2. **Treatment:** Claude API call with tools from MCP `list_tools()`. Agent loop: if response contains `tool_use` blocks, execute via MCP client, return `tool_result`, repeat until text-only response or max 5 rounds. Record response text, all tool calls with arguments and results, pragmatics context_ids, tokens, latency.

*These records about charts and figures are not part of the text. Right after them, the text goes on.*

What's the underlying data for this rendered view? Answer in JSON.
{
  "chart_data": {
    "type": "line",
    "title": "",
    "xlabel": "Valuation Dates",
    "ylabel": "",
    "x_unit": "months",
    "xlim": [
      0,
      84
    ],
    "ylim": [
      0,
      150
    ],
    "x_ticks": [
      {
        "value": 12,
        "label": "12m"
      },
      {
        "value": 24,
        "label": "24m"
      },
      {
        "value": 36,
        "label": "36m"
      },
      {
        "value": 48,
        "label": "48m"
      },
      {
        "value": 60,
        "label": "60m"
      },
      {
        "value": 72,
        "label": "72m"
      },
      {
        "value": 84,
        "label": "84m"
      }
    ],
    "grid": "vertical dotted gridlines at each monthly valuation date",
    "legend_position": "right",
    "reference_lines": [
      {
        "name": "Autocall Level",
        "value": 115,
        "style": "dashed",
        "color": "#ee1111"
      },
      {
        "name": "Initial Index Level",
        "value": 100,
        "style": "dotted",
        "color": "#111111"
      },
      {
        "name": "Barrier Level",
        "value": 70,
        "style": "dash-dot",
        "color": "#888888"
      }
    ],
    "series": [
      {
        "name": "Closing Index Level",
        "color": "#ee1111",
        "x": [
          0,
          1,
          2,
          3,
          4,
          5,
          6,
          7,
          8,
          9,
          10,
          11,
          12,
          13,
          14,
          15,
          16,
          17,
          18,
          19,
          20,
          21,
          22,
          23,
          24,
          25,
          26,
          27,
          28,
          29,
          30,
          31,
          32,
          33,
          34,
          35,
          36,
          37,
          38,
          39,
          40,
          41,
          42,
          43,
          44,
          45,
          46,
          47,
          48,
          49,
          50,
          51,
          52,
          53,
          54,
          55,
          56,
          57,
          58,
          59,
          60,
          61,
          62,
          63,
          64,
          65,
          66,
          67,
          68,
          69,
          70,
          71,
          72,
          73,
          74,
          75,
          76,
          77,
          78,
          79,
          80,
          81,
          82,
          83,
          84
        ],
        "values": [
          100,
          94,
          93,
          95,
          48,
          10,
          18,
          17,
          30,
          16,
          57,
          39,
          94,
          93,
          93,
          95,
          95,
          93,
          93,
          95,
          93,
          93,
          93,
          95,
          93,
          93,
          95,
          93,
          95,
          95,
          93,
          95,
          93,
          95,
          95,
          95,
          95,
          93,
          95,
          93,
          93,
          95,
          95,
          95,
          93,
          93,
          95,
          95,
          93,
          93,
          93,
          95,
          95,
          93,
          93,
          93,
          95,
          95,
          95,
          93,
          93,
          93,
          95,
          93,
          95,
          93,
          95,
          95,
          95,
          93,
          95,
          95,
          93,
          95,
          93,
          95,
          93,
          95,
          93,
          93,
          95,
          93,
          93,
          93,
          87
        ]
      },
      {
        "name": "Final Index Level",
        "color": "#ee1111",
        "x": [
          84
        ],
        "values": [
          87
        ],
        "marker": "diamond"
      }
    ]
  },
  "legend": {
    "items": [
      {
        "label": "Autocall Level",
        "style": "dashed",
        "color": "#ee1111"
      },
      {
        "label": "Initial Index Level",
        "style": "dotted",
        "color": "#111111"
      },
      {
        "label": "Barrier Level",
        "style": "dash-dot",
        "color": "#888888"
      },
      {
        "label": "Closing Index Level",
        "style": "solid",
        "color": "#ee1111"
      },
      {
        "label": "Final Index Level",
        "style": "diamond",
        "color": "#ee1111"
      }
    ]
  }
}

3. **Write:** Serialize `QueryPair` (control + treatment) to JSONL. One line per query.
**Output:**
| Artifact | Format | Content | Size estimate |
|---|---|---|---|
| `results/cqs_responses_{timestamp}.jsonl` | JSON Lines | 39 QueryPair objects | ~2-5 MB |
**QueryPair schema:**
```json
{
"query_id": "NORM-001",
"query_text": "...",
"category": "normal",
"difficulty": "normal",
"control": {
"condition": "control",
"model": "claude-sonnet-4-5-20250929",
"system_prompt": "...",
"response_text": "...",
"tool_calls": [],
"pragmatics_returned": [],
"total_latency_ms": 4748.0,
"input_tokens": 49,
"output_tokens": 199,
"timestamp": "2026-02-12T22:46:11.400801"
},
"treatment": {
"condition": "treatment",
"model": "claude-sonnet-4-5-20250929",
"system_prompt": "...",
"response_text": "...",
"tool_calls": [
{
"tool_name": "get_methodology_guidance",
"arguments": {"topics": ["period_estimate", "margin_of_error"]},
"result": {"guidance": ["..."], "related": ["..."]},
"latency_ms": 32.5
}
],
"pragmatics_returned": ["ACS-MOE-001", "ACS-PER-001", "..."],
"total_latency_ms": 14233.5,
"input_tokens": 15774,
"output_tokens": 595,
"timestamp": "2026-02-12T22:46:25.634445"
}
}
```
## 4.2 Stage 2: Judge Scoring (Stubbed)
**Input:** `cqs_responses_{timestamp}.jsonl` + judge prompt template
**Process:** For each QueryPair × 3 judges:
1. Construct judge prompt with original query + blind-masked responses (A/B randomized per DEC-4B-008)
2. Send to judge model with structured output request
3. Parse CQSJudgment (6 dimensions × 2 responses + overall preference)
4. Write to scores JSONL
**Output:** `results/cqs_scores_{timestamp}.jsonl` — 39 × 3 = 117 CQSJudgment objects
**Detailed spec deferred** to Stage 2 implementation. Judge prompt template in `cqs_judge_prompt_template.md`.
## 4.3 Stage 3: Analysis (Stubbed)
**Input:** `cqs_scores_{timestamp}.jsonl`
**Process:**
1. Inter-rater agreement (Krippendorff's α ordinal, per dimension)
2. Treatment effect by stratum (edge cases: Wilcoxon signed-rank; normal: TOST equivalence)
3. Dimension-level analysis (which dimensions show largest treatment effect)
4. Vendor bias detection (does any judge systematically favor A or B)
5. Position bias quantification (effect of A/B randomization)
**Output:** Tables, figures, narrative for FCSM talk
**Detailed spec deferred** to Stage 3 implementation.